Thanks to the detailed treatment of the training process given by the authors both in the original paper and the paper's supplementary material (which can be accessed from the official webpage: https://webee.technion.ac.il/people/tomermic/SinGAN/SinGAN.htm), we knew most of the details before getting into the implementation and did not have too much difficulty, except for a few details: 

- The most difficult part for us was getting the gradient penalty right. The formulation in the original paper is pretty straightforward, the critic (discriminator) is viewed as a single function, and then the norm of its gradients is used for regularization. Note that the gradients have the shape of the network's input. Let's go over three increasingly difficult cases:
  - This is straightforward in the fully connected case, having an $(N, V)$ input with $N$ samples and $V$ dimensions, we can simply compute the norm over each sample and take their average. 

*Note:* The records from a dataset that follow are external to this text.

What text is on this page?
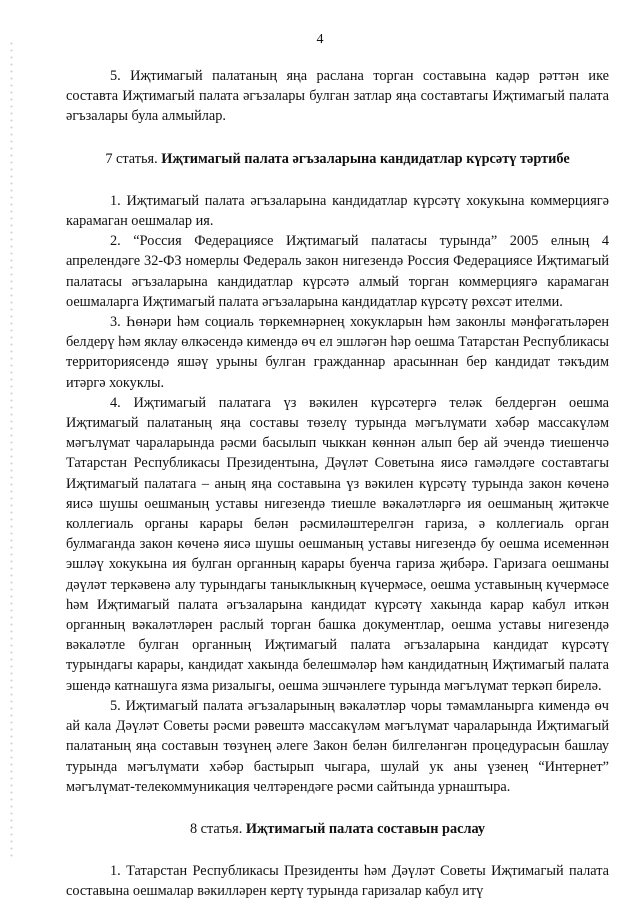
4

5. Иҗтимагый палатаның яңа раслана торган составына кадәр рәттән ике составта Иҗтимагый палата әгъзалары булган затлар яңа составтагы Иҗтимагый палата әгъзалары була алмыйлар.

7 статья. Иҗтимагый палата әгъзаларына кандидатлар күрсәтү тәртибе

1. Иҗтимагый палата әгъзаларына кандидатлар күрсәтү хокукына коммерциягә карамаган оешмалар ия.

2. “Россия Федерациясе Иҗтимагый палатасы турында” 2005 елның 4 апрелендәге 32-ФЗ номерлы Федераль закон нигезендә Россия Федерациясе Иҗтимагый палатасы әгъзаларына кандидатлар күрсәтә алмый торган коммерциягә карамаган оешмаларга Иҗтимагый палата әгъзаларына кандидатлар күрсәтү рөхсәт ителми.

3. Һөнәри һәм социаль төркемнәрнең хокукларын һәм законлы мәнфәгатьләрен белдерү һәм яклау өлкәсендә кимендә өч ел эшләгән һәр оешма Татарстан Республикасы территориясендә яшәү урыны булган гражданнар арасыннан бер кандидат тәкъдим итәргә хокуклы.

4. Иҗтимагый палатага үз вәкилен күрсәтергә теләк белдергән оешма Иҗтимагый палатаның яңа составы төзелү турында мәгълүмати хәбәр массакүләм мәгълүмат чараларында рәсми басылып чыккан көннән алып бер ай эчендә тиешенчә Татарстан Республикасы Президентына, Дәүләт Советына яисә гамәлдәге составтагы Иҗтимагый палатага – аның яңа составына үз вәкилен күрсәтү турында закон көченә яисә шушы оешманың уставы нигезендә тиешле вәкаләтләргә ия оешманың җитәкче коллегиаль органы карары белән рәсмиләштерелгән гариза, ә коллегиаль орган булмаганда закон көченә яисә шушы оешманың уставы нигезендә бу оешма исеменнән эшләү хокукына ия булган органның карары буенча гариза җибәрә. Гаризага оешманы дәүләт теркәвенә алу турындагы таныклыкның күчермәсе, оешма уставының күчермәсе һәм Иҗтимагый палата әгъзаларына кандидат күрсәтү хакында карар кабул иткән органның вәкаләтләрен раслый торган башка документлар, оешма уставы нигезендә вәкаләтле булган органның Иҗтимагый палата әгъзаларына кандидат күрсәтү турындагы карары, кандидат хакында белешмәләр һәм кандидатның Иҗтимагый палата эшендә катнашуга язма ризалыгы, оешма эшчәнлеге турында мәгълүмат теркәп бирелә.

5. Иҗтимагый палата әгъзаларының вәкаләтләр чоры тәмамланырга кимендә өч ай кала Дәүләт Советы рәсми рәвештә массакүләм мәгълүмат чараларында Иҗтимагый палатаның яңа составын төзүнең әлеге Закон белән билгеләнгән процедурасын башлау турында мәгълүмати хәбәр бастырып чыгара, шулай ук аны үзенең “Интернет” мәгълүмат-телекоммуникация челтәрендәге рәсми сайтында урнаштыра.

8 статья. Иҗтимагый палата составын раслау

1. Татарстан Республикасы Президенты һәм Дәүләт Советы Иҗтимагый палата составына оешмалар вәкилләрен кертү турында гаризалар кабул итү
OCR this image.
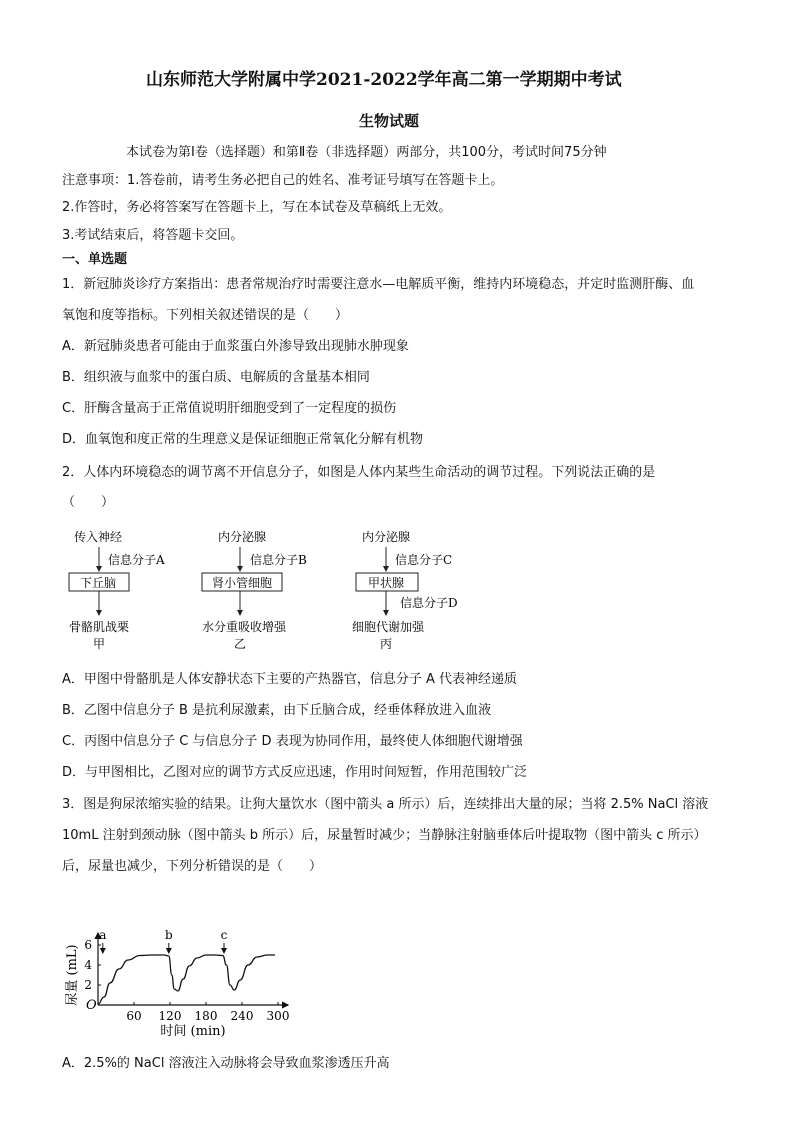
山东师范大学附属中学2021-2022学年高二第一学期期中考试
生物试题
本试卷为第Ⅰ卷（选择题）和第Ⅱ卷（非选择题）两部分，共100分，考试时间75分钟
注意事项：1.答卷前，请考生务必把自己的姓名、准考证号填写在答题卡上。
2.作答时，务必将答案写在答题卡上，写在本试卷及草稿纸上无效。
3.考试结束后，将答题卡交回。
一、单选题
1．新冠肺炎诊疗方案指出：患者常规治疗时需要注意水—电解质平衡，维持内环境稳态，并定时监测肝酶、血
氧饱和度等指标。下列相关叙述错误的是（　　）
A．新冠肺炎患者可能由于血浆蛋白外渗导致出现肺水肿现象
B．组织液与血浆中的蛋白质、电解质的含量基本相同
C．肝酶含量高于正常值说明肝细胞受到了一定程度的损伤
D．血氧饱和度正常的生理意义是保证细胞正常氧化分解有机物
2．人体内环境稳态的调节离不开信息分子，如图是人体内某些生命活动的调节过程。下列说法正确的是
（　　）
传入神经
信息分子A
下丘脑
骨骼肌战栗
甲
内分泌腺
信息分子B
肾小管细胞
水分重吸收增强
乙
内分泌腺
信息分子C
甲状腺
信息分子D
细胞代谢加强
丙
A．甲图中骨骼肌是人体安静状态下主要的产热器官，信息分子 A 代表神经递质
B．乙图中信息分子 B 是抗利尿激素，由下丘脑合成，经垂体释放进入血液
C．丙图中信息分子 C 与信息分子 D 表现为协同作用，最终使人体细胞代谢增强
D．与甲图相比，乙图对应的调节方式反应迅速，作用时间短暂，作用范围较广泛
3．图是狗尿浓缩实验的结果。让狗大量饮水（图中箭头 a 所示）后，连续排出大量的尿；当将 2.5% NaCl 溶液
10mL 注射到颈动脉（图中箭头 b 所示）后，尿量暂时减少；当静脉注射脑垂体后叶提取物（图中箭头 c 所示）
后，尿量也减少，下列分析错误的是（　　）
O
60 120 180 240 300
2
4
6
时间 (min)
尿量 (mL)
a	b	c
A．2.5%的 NaCl 溶液注入动脉将会导致血浆渗透压升高
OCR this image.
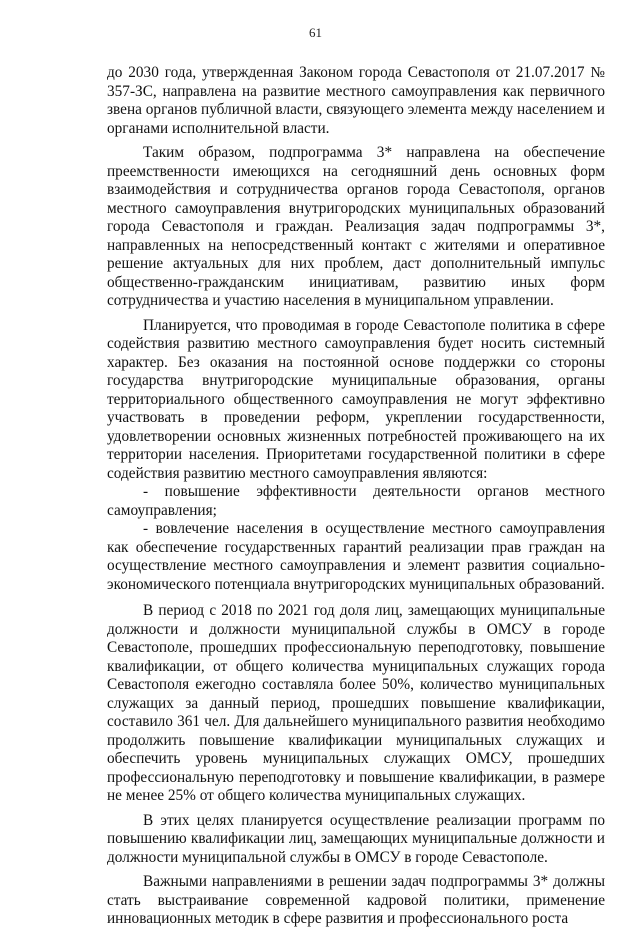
61

до 2030 года, утвержденная Законом города Севастополя от 21.07.2017 № 357-ЗС, направлена на развитие местного самоуправления как первичного звена органов публичной власти, связующего элемента между населением и органами исполнительной власти.

Таким образом, подпрограмма 3* направлена на обеспечение преемственности имеющихся на сегодняшний день основных форм взаимодействия и сотрудничества органов города Севастополя, органов местного самоуправления внутригородских муниципальных образований города Севастополя и граждан. Реализация задач подпрограммы 3*, направленных на непосредственный контакт с жителями и оперативное решение актуальных для них проблем, даст дополнительный импульс общественно-гражданским инициативам, развитию иных форм сотрудничества и участию населения в муниципальном управлении.

Планируется, что проводимая в городе Севастополе политика в сфере содействия развитию местного самоуправления будет носить системный характер. Без оказания на постоянной основе поддержки со стороны государства внутригородские муниципальные образования, органы территориального общественного самоуправления не могут эффективно участвовать в проведении реформ, укреплении государственности, удовлетворении основных жизненных потребностей проживающего на их территории населения. Приоритетами государственной политики в сфере содействия развитию местного самоуправления являются:

- повышение эффективности деятельности органов местного самоуправления;

- вовлечение населения в осуществление местного самоуправления как обеспечение государственных гарантий реализации прав граждан на осуществление местного самоуправления и элемент развития социально-экономического потенциала внутригородских муниципальных образований.

В период с 2018 по 2021 год доля лиц, замещающих муниципальные должности и должности муниципальной службы в ОМСУ в городе Севастополе, прошедших профессиональную переподготовку, повышение квалификации, от общего количества муниципальных служащих города Севастополя ежегодно составляла более 50%, количество муниципальных служащих за данный период, прошедших повышение квалификации, составило 361 чел. Для дальнейшего муниципального развития необходимо продолжить повышение квалификации муниципальных служащих и обеспечить уровень муниципальных служащих ОМСУ, прошедших профессиональную переподготовку и повышение квалификации, в размере не менее 25% от общего количества муниципальных служащих.

В этих целях планируется осуществление реализации программ по повышению квалификации лиц, замещающих муниципальные должности и должности муниципальной службы в ОМСУ в городе Севастополе.

Важными направлениями в решении задач подпрограммы 3* должны стать выстраивание современной кадровой политики, применение инновационных методик в сфере развития и профессионального роста
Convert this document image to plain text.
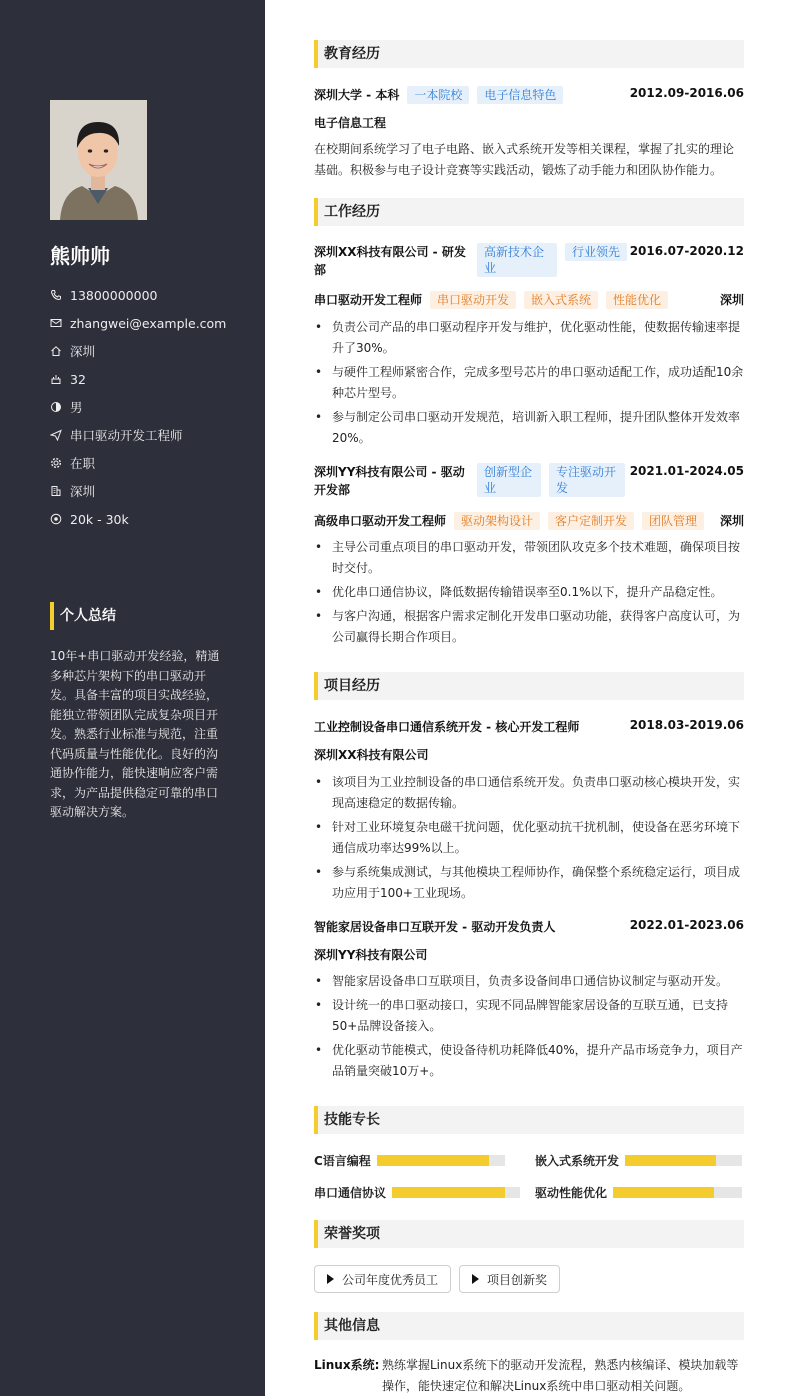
熊帅帅
13800000000
zhangwei@example.com
深圳
32
男
串口驱动开发工程师
在职
深圳
20k - 30k
个人总结
10年+串口驱动开发经验，精通多种芯片架构下的串口驱动开发。具备丰富的项目实战经验，能独立带领团队完成复杂项目开发。熟悉行业标准与规范，注重代码质量与性能优化。良好的沟通协作能力，能快速响应客户需求，为产品提供稳定可靠的串口驱动解决方案。
教育经历
深圳大学 - 本科	一本院校	电子信息特色	2012.09-2016.06
电子信息工程
在校期间系统学习了电子电路、嵌入式系统开发等相关课程，掌握了扎实的理论基础。积极参与电子设计竞赛等实践活动，锻炼了动手能力和团队协作能力。
工作经历
深圳XX科技有限公司 - 研发部
高新技术企业
行业领先 2016.07-2020.12
串口驱动开发工程师	串口驱动开发	嵌入式系统	性能优化	深圳
• 负责公司产品的串口驱动程序开发与维护，优化驱动性能，使数据传输速率提升了30%。
• 与硬件工程师紧密合作，完成多型号芯片的串口驱动适配工作，成功适配10余种芯片型号。
• 参与制定公司串口驱动开发规范，培训新入职工程师，提升团队整体开发效率20%。
深圳YY科技有限公司 - 驱动开发部
创新型企业
专注驱动开发
2021.01-2024.05
高级串口驱动开发工程师	驱动架构设计	客户定制开发	团队管理	深圳
• 主导公司重点项目的串口驱动开发，带领团队攻克多个技术难题，确保项目按时交付。
• 优化串口通信协议，降低数据传输错误率至0.1%以下，提升产品稳定性。
• 与客户沟通，根据客户需求定制化开发串口驱动功能，获得客户高度认可，为公司赢得长期合作项目。
项目经历
工业控制设备串口通信系统开发 - 核心开发工程师	2018.03-2019.06
深圳XX科技有限公司
• 该项目为工业控制设备的串口通信系统开发。负责串口驱动核心模块开发，实现高速稳定的数据传输。
• 针对工业环境复杂电磁干扰问题，优化驱动抗干扰机制，使设备在恶劣环境下通信成功率达99%以上。
• 参与系统集成测试，与其他模块工程师协作，确保整个系统稳定运行，项目成功应用于100+工业现场。
智能家居设备串口互联开发 - 驱动开发负责人	2022.01-2023.06
深圳YY科技有限公司
• 智能家居设备串口互联项目，负责多设备间串口通信协议制定与驱动开发。
• 设计统一的串口驱动接口，实现不同品牌智能家居设备的互联互通，已支持50+品牌设备接入。
• 优化驱动节能模式，使设备待机功耗降低40%，提升产品市场竞争力，项目产品销量突破10万+。
技能专长
C语言编程	嵌入式系统开发
串口通信协议	驱动性能优化
荣誉奖项
公司年度优秀员工	项目创新奖
其他信息
Linux系统: 熟练掌握Linux系统下的驱动开发流程，熟悉内核编译、模块加载等操作，能快速定位和解决Linux系统中串口驱动相关问题。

  - In the convolutional network case this gets a little more confusing, the input is $(N, C, H, W)$ with $C$ being the number of channels and $H$ and $W$ the dimensions (the output is still a scalar fakeness score). In this case, if we take the norm over the whole input (flatten all dimensions except the batch), the gradient norm scales with the size of the image. This can be offset with the multiplier of the gradient penalty in a setting where the input size never changes, but in our case we re-use the weights of the networks for different input images, which is why we need the output to not change too much with the dimensions. Thus, one correct approach is taking the norm only over the channel dimension and then averaging over every pixel of every sample.
  - Our case is not the simple discriminator case because we use a patch discriminator which has an image output. A simple approach might be taking the mean of this output to obtain a single scalar, and then apply the standard discriminator approach. However, this fails our purpose, because we take the mean both before getting the gradient and afterwards, which means that our gradient norm will become smaller with larger input sizes rather than not change. Instead, we need to take the sum of the discriminator's output rather than the mean, so that the mean is applied only once. This was the part that took us the longest to figure out before getting the gradient penalty right.

We did face a few more issues during the implementation which caused us to chase bugs for a while, but those were not related to the paper or lack of information; they were simply our own small coding mistakes.